ある日、都内にある芸能人やミュージシャン御用達の高級ブランドのお店に父と二人で買い物に行った。
一人では何度か行った事はあったけど、父と二人で行くのは初めてだった。
すると、基本的にいつも挨拶をして来ないハズの店員さんが笑顔で
『いらっしゃいませ』
と頭を下げ、基本的に声掛けをしてこないハズの店員さんが
『宜しければ、お手に取ってご覧下さいませ』
と展示ケースを開けてくれる。今まで店員さんから開けてくれる事は無くて、ほとんどの品物には値札が付いていない。
さらには
『ごゆっくりとご覧下さいませ。宜しければどうぞ』
と冷たい飲み物まで出て来た。
店内には他のお客さんも居たけど、そんな接客をされているのは父だけ。
そして、『ちょっと見に来ただけなんですよ』
と笑顔で応じる父。
一通り見た後、結局何も買わずに店を出ました。
まあ単刀直入に言うと、オレの時と対応が段違いなんですよ(笑)
そこのショップは父は初めて入る店だし、オレも父もそこのブランドを一つも身に着けていなかったんです。

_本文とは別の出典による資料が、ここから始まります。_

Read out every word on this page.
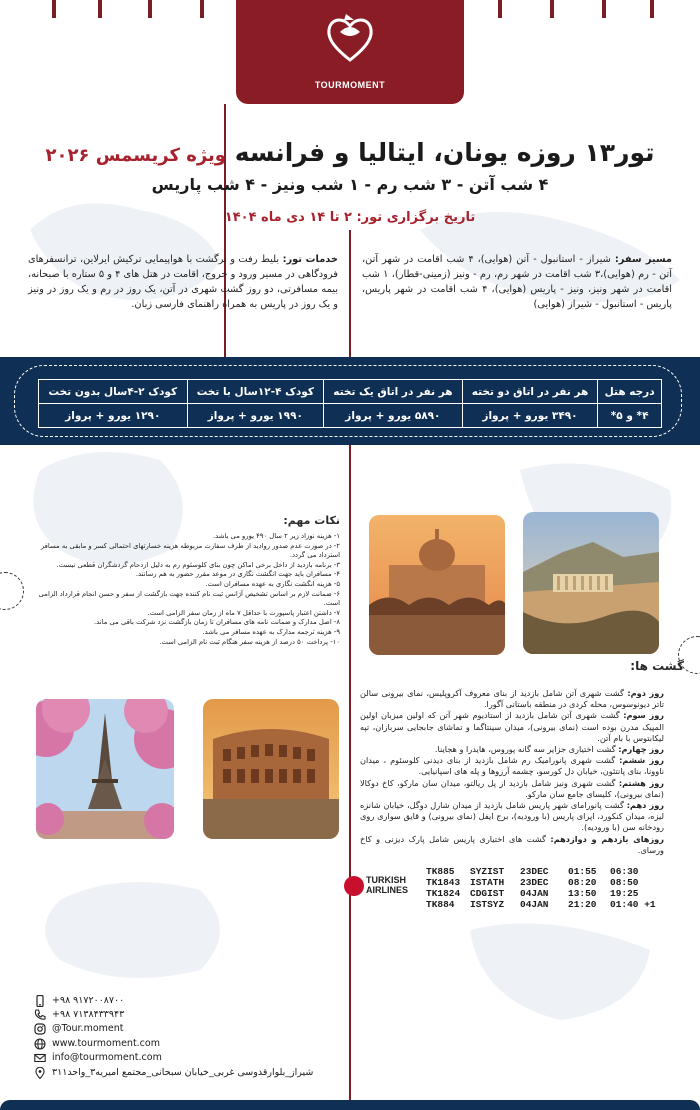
TOURMOMENT
تور۱۳ روزه یونان، ایتالیا و فرانسه ویژه کریسمس ۲۰۲۶
۴ شب آتن - ۳ شب رم - ۱ شب ونیز - ۴ شب پاریس
تاریخ برگزاری تور: ۲ تا ۱۴ دی ماه ۱۴۰۴
مسیر سفر: شیراز - استانبول - آتن (هوایی)، ۴ شب اقامت در شهر آتن، آتن - رم (هوایی)،۳ شب اقامت در شهر رم، رم - ونیز (زمینی-قطار)، ۱ شب اقامت در شهر ونیز، ونیز - پاریس (هوایی)، ۴ شب اقامت در شهر پاریس، پاریس - استانبول - شیراز (هوایی)
خدمات تور: بلیط رفت و برگشت با هواپیمایی ترکیش ایرلاین، ترانسفرهای فرودگاهی در مسیر ورود و خروج، اقامت در هتل های ۴ و ۵ ستاره با صبحانه، بیمه مسافرتی، دو روز گشت شهری در آتن، یک روز در رم و یک روز در ونیز و یک روز در پاریس به همراه راهنمای فارسی زبان.
درجه هتل	هر نفر در اتاق دو تخته	هر نفر در اتاق یک تخته	کودک ۴-۱۲سال با تخت	کودک ۲-۴سال بدون تخت
۴* و ۵*	۳۴۹۰ یورو + پرواز	۵۸۹۰ یورو + پرواز	۱۹۹۰ یورو + پرواز	۱۲۹۰ یورو + پرواز
نکات مهم:
۱- هزینه نوزاد زیر ۲ سال ۴۹۰ یورو می باشد.
۲- در صورت عدم صدور روادید از طرف سفارت مربوطه هزینه خسارتهای احتمالی کسر و مابقی به مسافر استرداد می گردد.
۳- برنامه بازدید از داخل برخی اماکن چون بنای کلوسئوم رم به دلیل ازدحام گردشگران قطعی نیست.
۴- مسافران باید جهت انگشت نگاری در موعد مقرر حضور به هم رسانند.
۵- هزینه انگشت نگاری به عهده مسافران است.
۶- ضمانت لازم بر اساس تشخیص آژانس ثبت نام کننده جهت بازگشت از سفر و حسن انجام قرارداد الزامی است.
۷- داشتن اعتبار پاسپورت با حداقل ۷ ماه از زمان سفر الزامی است.
۸- اصل مدارک و ضمانت نامه های مسافران تا زمان بازگشت نزد شرکت باقی می ماند.
۹- هزینه ترجمه مدارک به عهده مسافر می باشد.
۱۰- پرداخت ۵۰ درصد از هزینه سفر هنگام ثبت نام الزامی است.
گشت ها:
روز دوم: گشت شهری آتن شامل بازدید از بنای معروف آکروپلیس، نمای بیرونی سالن تاتر دیونوسوس، محله کردی در منطقه باستانی آگورا.
روز سوم: گشت شهری آتن شامل بازدید از استادیوم شهر آتن که اولین میزبان اولین المپیک مدرن بوده است (نمای بیرونی)، میدان سینتاگما و تماشای جابجایی سربازان، تپه لیکابتوس با بام آتن.
روز چهارم: گشت اختیاری جزایر سه گانه پوروس، هایدرا و هجاینا.
روز ششم: گشت شهری پانورامیک رم شامل بازدید از بنای دیدنی کلوسئوم ، میدان ناوونا، بنای پانتئون، خیابان دل کورسو، چشمه آرزوها و پله های اسپانیایی.
روز هشتم: گشت شهری ونیز شامل بازدید از پل ریالتو، میدان سان مارکو، کاخ دوکالا (نمای بیرونی)، کلیسای جامع سان مارکو.
روز دهم: گشت پانورامای شهر پاریس شامل بازدید از میدان شارل دوگل، خیابان شانزه لیزه، میدان کنکورد، اپرای پاریس (با ورودیه)، برج ایفل (نمای بیرونی) و قایق سواری روی رودخانه سن (با ورودیه).
روزهای یازدهم و دوازدهم: گشت های اختیاری پاریس شامل پارک دیزنی و کاخ ورسای.
TURKISH
AIRLINES
TK885	SYZIST	23DEC	01:55	06:30
TK1843	ISTATH	23DEC	08:20	08:50
TK1824	CDGIST	04JAN	13:50	19:25
TK884	ISTSYZ	04JAN	21:20	01:40 +1
+۹۸ ۹۱۷۲۰۰۸۷۰۰
+۹۸ ۷۱۳۸۴۳۳۹۴۳
@Tour.moment
www.tourmoment.com
info@tourmoment.com
شیراز_بلوارقدوسی غربی_خیابان سبحانی_مجتمع امیریه۳_واحد۳۱۱
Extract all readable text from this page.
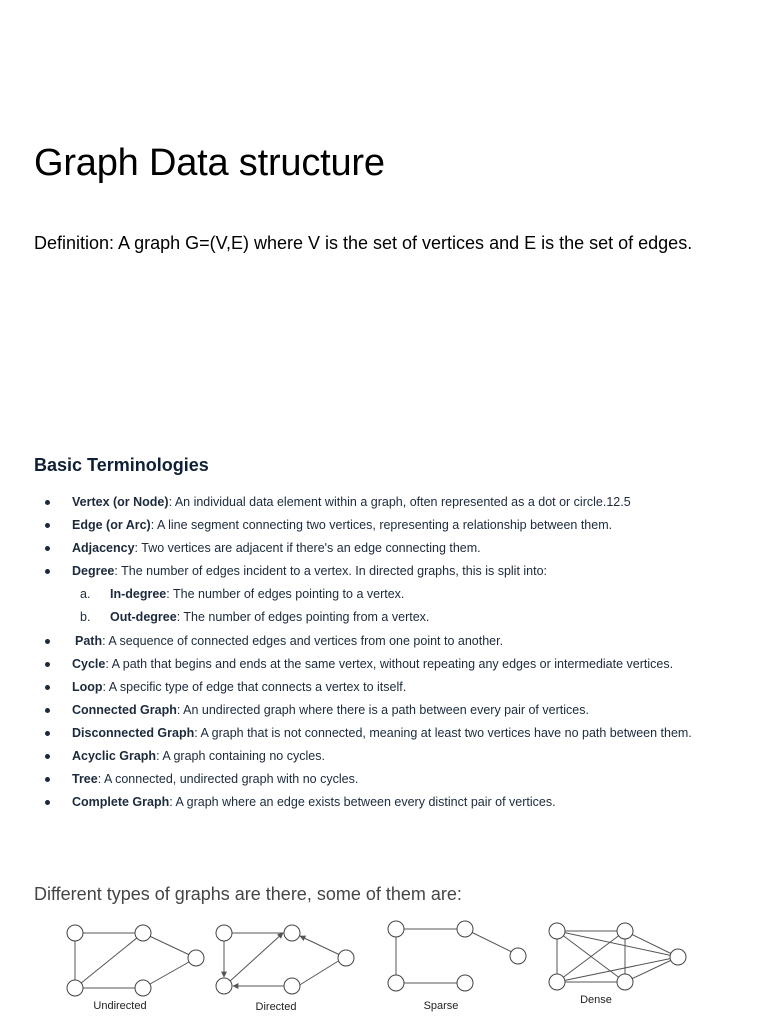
Graph Data structure

Definition: A graph G=(V,E) where V is the set of vertices and E is the set of edges.

Basic Terminologies
Vertex (or Node): An individual data element within a graph, often represented as a dot or circle.12.5
Edge (or Arc): A line segment connecting two vertices, representing a relationship between them.
Adjacency: Two vertices are adjacent if there's an edge connecting them.
Degree: The number of edges incident to a vertex. In directed graphs, this is split into:
a. In-degree: The number of edges pointing to a vertex.
b. Out-degree: The number of edges pointing from a vertex.
Path: A sequence of connected edges and vertices from one point to another.
Cycle: A path that begins and ends at the same vertex, without repeating any edges or intermediate vertices.
Loop: A specific type of edge that connects a vertex to itself.
Connected Graph: An undirected graph where there is a path between every pair of vertices.
Disconnected Graph: A graph that is not connected, meaning at least two vertices have no path between them.
Acyclic Graph: A graph containing no cycles.
Tree: A connected, undirected graph with no cycles.
Complete Graph: A graph where an edge exists between every distinct pair of vertices.
Different types of graphs are there, some of them are:
Undirected	Directed	Sparse	Dense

店を出て父と歩きながら、オレ一人の時と今回の待遇の違いを話してみた。
すると、父はニコニコしながら
『フフッ』
と鼻で笑って終了。
なんか、男の格の違いを見せつけられた一日でした。
ちなみに、そのお店には以後行ってません。
でも、別に対応がイヤだから行かないとかじゃないんです。
父の様な人間になれたかな?って時に、また行こうと思います。